When BAuto took over the Kia franchise in April 2021 and established subsidiary Dinamikjaya Motors to handle the Korean brand, local assembly was already being planned. Unlike some other new brands where the carmaker may want to wait a while and see how fast their volume grows, Kia Motors had already decided to use Malaysia as a regional production hub and wanted local assembly to commence as soon as possible.
They revealed a 5-year plan which showed the models that would be assembled for the Malaysian market, and the chart showed that the first two models would be the Carnival and Sorento. The Carnival started rolling out of the Inokom plant in Kedah in July last year and now comes the Sorento.
Three 3-row versions of the SUV are available, of which two have petrol engines and a choice of 6 seats or 7 seats, and one is a turbodiesel with a 6-seat layout. Both engines are from the Smartstream family and the petrol unit has a displacement of 2.5 litres (177 bhp/232 Nm), while the turbodiesel is 2.2 litres with 199 bhp/440 Nm output.
The petrol engines are paired with 6-speed automatic transmissions but the turbodiesel gets an 8-speed dual-clutch transmission. The 7-seater petrol version has only front-wheel drive with both the 6-seaters having all-wheel drive.

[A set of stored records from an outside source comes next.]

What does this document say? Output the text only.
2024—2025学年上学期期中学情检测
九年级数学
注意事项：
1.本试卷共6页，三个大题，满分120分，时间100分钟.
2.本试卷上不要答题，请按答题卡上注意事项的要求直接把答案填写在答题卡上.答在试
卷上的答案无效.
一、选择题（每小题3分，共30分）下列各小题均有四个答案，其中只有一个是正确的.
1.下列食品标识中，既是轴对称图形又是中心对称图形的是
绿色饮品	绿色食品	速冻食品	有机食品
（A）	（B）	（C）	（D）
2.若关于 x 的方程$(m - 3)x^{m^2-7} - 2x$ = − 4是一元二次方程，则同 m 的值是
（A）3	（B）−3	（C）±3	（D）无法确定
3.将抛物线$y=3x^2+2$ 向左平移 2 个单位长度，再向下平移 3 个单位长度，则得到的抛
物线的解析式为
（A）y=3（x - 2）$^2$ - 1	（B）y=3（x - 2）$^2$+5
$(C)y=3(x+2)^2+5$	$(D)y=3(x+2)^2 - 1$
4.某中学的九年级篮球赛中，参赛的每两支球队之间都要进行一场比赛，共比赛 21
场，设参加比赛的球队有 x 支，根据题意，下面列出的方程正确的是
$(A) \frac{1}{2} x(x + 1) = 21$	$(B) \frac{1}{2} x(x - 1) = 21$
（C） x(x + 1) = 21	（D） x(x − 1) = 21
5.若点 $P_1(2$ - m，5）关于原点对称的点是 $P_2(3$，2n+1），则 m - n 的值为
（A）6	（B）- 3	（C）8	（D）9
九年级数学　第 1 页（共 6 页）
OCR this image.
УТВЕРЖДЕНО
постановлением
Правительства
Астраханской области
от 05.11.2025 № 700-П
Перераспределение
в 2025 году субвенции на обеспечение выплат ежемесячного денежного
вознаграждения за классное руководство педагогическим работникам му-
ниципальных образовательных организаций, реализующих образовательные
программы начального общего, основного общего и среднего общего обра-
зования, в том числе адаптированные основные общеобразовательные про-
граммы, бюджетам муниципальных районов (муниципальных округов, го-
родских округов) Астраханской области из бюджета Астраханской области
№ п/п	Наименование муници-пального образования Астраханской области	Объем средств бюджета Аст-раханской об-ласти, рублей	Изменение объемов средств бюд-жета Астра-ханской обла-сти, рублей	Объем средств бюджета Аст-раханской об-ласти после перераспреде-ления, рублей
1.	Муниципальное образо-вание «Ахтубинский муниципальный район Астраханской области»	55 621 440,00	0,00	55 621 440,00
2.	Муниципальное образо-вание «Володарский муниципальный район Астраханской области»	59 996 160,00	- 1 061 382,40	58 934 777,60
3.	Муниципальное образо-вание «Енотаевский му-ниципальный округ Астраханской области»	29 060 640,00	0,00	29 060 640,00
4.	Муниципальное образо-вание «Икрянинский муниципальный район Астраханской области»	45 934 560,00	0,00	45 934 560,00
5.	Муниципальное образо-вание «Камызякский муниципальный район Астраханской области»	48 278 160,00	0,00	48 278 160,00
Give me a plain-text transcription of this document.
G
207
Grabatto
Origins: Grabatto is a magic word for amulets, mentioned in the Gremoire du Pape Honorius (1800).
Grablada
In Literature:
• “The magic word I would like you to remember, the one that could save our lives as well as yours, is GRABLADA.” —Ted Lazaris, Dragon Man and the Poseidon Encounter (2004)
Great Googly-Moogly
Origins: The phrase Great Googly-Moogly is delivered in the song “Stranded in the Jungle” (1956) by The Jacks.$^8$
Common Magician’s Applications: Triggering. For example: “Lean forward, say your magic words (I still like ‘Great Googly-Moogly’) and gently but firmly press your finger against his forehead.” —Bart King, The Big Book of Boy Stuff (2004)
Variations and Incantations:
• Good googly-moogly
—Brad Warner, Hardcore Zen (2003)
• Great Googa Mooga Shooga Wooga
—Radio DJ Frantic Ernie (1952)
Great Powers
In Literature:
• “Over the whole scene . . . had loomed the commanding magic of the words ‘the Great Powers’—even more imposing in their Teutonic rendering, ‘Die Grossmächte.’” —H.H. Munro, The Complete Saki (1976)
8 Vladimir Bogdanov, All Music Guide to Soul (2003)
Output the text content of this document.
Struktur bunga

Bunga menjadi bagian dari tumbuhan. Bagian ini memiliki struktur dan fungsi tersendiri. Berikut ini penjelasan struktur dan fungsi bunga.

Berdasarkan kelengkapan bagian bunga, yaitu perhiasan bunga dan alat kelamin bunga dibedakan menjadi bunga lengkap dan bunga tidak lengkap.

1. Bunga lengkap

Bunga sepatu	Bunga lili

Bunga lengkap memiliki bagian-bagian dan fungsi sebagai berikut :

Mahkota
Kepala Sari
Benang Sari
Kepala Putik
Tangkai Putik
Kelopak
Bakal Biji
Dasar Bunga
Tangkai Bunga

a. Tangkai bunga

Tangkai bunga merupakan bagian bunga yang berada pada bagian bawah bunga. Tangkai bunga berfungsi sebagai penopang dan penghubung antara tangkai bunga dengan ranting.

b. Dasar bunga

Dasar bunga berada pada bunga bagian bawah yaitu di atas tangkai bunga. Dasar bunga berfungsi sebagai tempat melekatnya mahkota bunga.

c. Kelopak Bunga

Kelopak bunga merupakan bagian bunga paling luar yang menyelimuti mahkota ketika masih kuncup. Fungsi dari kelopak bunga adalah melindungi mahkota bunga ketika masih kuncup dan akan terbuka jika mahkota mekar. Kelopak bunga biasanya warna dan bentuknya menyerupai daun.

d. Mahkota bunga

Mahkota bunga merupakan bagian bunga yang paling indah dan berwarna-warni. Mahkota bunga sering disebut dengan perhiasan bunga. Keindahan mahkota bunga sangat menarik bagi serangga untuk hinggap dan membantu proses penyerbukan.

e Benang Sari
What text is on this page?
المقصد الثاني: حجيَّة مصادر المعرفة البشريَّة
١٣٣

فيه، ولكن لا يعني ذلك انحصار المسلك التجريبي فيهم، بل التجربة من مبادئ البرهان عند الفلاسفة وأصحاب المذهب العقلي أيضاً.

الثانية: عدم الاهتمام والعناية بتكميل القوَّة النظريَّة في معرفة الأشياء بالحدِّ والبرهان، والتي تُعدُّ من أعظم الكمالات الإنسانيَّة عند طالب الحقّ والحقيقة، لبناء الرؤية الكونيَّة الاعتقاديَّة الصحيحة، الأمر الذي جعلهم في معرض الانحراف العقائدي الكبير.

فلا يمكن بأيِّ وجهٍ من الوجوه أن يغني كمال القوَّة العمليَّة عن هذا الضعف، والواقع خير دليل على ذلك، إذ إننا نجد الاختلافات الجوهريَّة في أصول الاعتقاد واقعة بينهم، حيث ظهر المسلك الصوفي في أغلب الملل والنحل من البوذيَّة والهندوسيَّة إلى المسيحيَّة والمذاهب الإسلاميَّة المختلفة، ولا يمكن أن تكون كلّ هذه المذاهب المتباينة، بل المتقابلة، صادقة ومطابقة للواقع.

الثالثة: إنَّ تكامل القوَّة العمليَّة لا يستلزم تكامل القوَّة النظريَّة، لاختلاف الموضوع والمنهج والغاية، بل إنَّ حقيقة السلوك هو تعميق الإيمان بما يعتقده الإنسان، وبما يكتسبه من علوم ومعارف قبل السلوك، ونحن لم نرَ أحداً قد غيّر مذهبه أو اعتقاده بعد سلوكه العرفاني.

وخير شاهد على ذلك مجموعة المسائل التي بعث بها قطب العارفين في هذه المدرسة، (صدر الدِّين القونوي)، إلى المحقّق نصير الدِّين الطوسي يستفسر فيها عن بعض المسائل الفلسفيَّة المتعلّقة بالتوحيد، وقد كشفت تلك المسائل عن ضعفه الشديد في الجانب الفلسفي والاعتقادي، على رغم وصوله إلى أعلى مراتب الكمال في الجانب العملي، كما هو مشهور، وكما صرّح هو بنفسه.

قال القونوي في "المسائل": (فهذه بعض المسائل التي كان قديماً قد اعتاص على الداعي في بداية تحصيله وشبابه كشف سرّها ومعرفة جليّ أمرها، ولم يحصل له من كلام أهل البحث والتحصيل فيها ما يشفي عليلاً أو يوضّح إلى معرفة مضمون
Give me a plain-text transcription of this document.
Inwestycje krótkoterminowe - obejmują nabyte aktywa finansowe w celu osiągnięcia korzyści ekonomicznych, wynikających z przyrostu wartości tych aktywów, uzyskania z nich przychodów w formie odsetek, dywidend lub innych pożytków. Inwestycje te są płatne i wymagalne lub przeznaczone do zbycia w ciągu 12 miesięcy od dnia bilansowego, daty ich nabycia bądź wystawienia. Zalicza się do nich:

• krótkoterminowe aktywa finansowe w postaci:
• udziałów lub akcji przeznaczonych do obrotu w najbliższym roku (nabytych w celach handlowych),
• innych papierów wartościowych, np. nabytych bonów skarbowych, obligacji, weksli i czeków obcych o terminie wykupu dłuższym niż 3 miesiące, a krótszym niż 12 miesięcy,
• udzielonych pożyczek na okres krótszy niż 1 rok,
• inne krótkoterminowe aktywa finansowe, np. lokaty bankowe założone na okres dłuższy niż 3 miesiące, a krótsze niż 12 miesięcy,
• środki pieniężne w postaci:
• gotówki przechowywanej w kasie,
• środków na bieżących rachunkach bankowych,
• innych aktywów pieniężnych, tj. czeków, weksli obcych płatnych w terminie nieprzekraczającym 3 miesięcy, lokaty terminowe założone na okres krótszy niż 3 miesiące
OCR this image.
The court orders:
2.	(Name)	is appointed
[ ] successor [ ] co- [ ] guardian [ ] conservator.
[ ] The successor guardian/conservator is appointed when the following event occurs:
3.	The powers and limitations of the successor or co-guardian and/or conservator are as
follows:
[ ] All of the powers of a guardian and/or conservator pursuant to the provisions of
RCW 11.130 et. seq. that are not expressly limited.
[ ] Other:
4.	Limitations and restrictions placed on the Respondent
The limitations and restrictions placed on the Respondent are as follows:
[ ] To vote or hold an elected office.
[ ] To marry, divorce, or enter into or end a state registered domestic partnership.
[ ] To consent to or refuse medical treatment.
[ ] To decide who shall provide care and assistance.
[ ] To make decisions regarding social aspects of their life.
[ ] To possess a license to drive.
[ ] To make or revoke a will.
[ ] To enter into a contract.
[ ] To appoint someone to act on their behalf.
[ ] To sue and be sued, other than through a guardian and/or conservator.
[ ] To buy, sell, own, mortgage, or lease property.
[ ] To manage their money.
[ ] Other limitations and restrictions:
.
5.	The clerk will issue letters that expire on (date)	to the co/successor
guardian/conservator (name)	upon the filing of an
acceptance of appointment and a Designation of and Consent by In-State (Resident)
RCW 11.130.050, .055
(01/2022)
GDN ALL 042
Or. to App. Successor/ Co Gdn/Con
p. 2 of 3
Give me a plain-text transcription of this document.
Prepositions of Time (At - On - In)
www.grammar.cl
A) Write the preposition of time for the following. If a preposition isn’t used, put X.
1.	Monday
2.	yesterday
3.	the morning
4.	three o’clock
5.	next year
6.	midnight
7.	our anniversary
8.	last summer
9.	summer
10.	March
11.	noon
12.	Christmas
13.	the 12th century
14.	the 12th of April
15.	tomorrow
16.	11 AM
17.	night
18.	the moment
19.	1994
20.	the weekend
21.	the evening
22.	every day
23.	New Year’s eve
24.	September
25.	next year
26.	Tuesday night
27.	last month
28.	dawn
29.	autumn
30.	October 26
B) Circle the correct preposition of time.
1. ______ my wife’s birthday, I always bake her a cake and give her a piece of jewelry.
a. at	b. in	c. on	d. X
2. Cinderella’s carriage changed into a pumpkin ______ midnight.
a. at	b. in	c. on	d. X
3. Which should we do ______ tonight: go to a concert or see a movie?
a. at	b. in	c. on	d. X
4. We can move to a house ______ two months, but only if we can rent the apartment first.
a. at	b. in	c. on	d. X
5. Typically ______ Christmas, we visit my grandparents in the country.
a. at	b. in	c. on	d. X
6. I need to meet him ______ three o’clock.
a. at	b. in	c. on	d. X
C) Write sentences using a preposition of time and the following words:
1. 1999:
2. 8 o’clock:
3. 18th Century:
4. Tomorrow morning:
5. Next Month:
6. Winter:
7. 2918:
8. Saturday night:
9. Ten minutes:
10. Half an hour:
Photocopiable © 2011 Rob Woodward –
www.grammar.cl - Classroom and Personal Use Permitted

This generation of the Sorento is a major departure from the past generations in many respects, including having a brand new platform. It is the result of a global collaborative effort of the entire Kia design network which has studios in Korea, Europe and North America.
For this new generation, the designers adopted the concept of ‘refined boldness’, maintaining the robust, tough-looking aesthetic of earlier generations. It has sharper lines and uninterrupted surfaces, making it noticeably more sculpted than its more round-edged predecessor.
Besides more contemporary geometric details and swept-back, elongated proportions, the assertive ‘face’ of the Sorento has evolved too. There’s a new interpretation of Kia’s hallmark ‘tiger nose’ grille. It’s wider and more expansive, wrapping organically around the integrated headlamps on each side. The headlamps themselves feature a new ‘tiger eye’ LED daytime running light, adding extra focus to the design by depicting the intense impression of the lines around a tiger’s eyes.
In profile, the proportions of the SUV are subtly adapted to make it appear longer, with shorter front and rear overhangs and a longer wheelbase. Its new proportions also extend the length of the bonnet, drawing the A-pillar 30 mm further back from the front axle for a more ‘cab-rearward’ design. The trailing edge of the bonnet wraps around the front wings and turns into a single, strong character line which extends along the side of the Sorento and flows into the new vertical taillights.
The new platform has allowed for a longer wheelbase (+35 mm) and another 50 mm in overall length. With almost similar width, the new Sorento occupies pretty much the same roadspace as the previous one.
Just as the exterior design is a major departure from previous design language, the interior also shows a totally new layout. Like the Carnival, there is a premium look and feel with high quality materials used throughout. The wood effect panels add a sense of luxury too and, of course, there’s no need to talk about fit and finish these days.
Like the Carnival, the 10.25-inch wide centre display merges with the 12.3-inch instrument panel to give a wide display panel that extends across about two-thirds of the dashboard width. The ‘Supervision’ digital instrument cluster is designed to deliver information to the driver as clearly as possible. With a high-definition 1920 x 720-pixel display, the digital cluster replaces conventional speedometer and tachometer dials with a single, seamless display. A head-up display is also available and for the turbodiesel, shifter paddles are included.
As we’ve come to expect from BAuto (which also handles Mazda and Peugeot through other subsidiaries), the equipment and features list is typically generous. For example, all versions have dual-zone air-conditioning with additional vents to send cool air further back. The upper versions have 8-way powered seats, ambient cabin lighting and a wireless charging pad. As with other premium models these days, the rear door is powered and can also be raised remotely.
With this generation of the Sorento, Kia has aimed to pack high-tech in to differentiate it further from other midsize SUVs. Besides Advanced Driver Assist Systems (ADAS) that includes various integrated active systems to scan, alert the driver and take autonomous action to prevent a collision, the Sorento also has Kia’s first Multi-collision Brake system which can mitigate the severity of secondary collisions. This system automatically applies vehicle brakes when the airbags (up to 8 available) have been deployed after an initial collision, further protecting occupants from secondary frontal or side impacts.